In my line of work, and, I suspect, in many other forms of physical labor, bounce is not such an issue, because rarely am I moving that fast, especially along the vertical axis. Instead, I need the protection that padding can offer - not only for reasons of modesty, but also to protect a sensitive area of my body from protruding twigs on logs that I’m carrying pressed to myself or to supply some padding underneath when the bucket on the bucket truck jerks up against my chest. I see how combining this kind of highly protective padding with fabrics that are designed to stay cool and dry quickly could be a challenge, but it’s one that I’d love to see designers embrace.
It’s also important to me that the top of the cups and the top of the bra be tight against my skin, in order to limit the amount of material that’s able to fall into the cups. Similarly, the chest band, while it should be snug, shouldn’t be as snug as a bra that’s designed to limit bounce, because it needs to enable any material that does enter the bra to fall through without getting lodged (or at least enable me to momentarily pinch the chest band up off my chest to let the twig fall through). Generally, it seems like bras that are not made for physical labor place more importance on the snugness of the chest band than the snugness of the top.
I would also love to see some brands embrace the reality that, realistically, many of us need to throw our bras in the laundry with everything else and make durable padded bras that can stand up to a weekly wash cycle.

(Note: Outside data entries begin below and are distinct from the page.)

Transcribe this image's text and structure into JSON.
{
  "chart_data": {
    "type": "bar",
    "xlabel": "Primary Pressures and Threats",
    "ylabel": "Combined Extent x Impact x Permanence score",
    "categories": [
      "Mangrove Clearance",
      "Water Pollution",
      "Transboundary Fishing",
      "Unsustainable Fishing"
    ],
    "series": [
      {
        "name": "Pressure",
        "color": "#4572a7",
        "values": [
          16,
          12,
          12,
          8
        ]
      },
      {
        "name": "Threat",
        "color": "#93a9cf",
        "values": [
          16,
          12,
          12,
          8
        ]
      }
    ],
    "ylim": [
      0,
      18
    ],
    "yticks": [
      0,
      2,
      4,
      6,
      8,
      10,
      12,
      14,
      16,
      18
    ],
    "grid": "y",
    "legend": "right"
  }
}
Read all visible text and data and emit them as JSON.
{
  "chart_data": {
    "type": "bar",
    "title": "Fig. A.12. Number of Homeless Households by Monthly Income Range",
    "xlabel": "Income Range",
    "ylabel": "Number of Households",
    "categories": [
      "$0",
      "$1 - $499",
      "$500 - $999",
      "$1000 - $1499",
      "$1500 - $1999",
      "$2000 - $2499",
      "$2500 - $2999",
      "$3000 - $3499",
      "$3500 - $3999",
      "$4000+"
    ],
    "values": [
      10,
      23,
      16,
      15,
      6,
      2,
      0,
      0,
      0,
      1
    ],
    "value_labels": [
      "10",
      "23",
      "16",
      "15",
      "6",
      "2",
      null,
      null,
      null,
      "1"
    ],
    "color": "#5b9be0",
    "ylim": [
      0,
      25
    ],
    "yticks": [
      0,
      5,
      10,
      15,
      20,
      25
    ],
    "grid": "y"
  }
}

Another valuable move on the part of lingerie brands would be to reach out with their products that are designed for physical labor to the online suppliers of clothing for these occupations. For example, the TreeStuff site has an underwear section...with no bras. Similarly, no bras can be found on Arborwear or Sherrilltree, other large sites for the tree care industry (and the former is dedicated to clothing). I’m sure similar sites exist for other occupations, on which the presence of bras might be welcome.
Do you work a job requiring physical outdoor labor? If so, what bras do you rely on? What requirements do you have for those bras?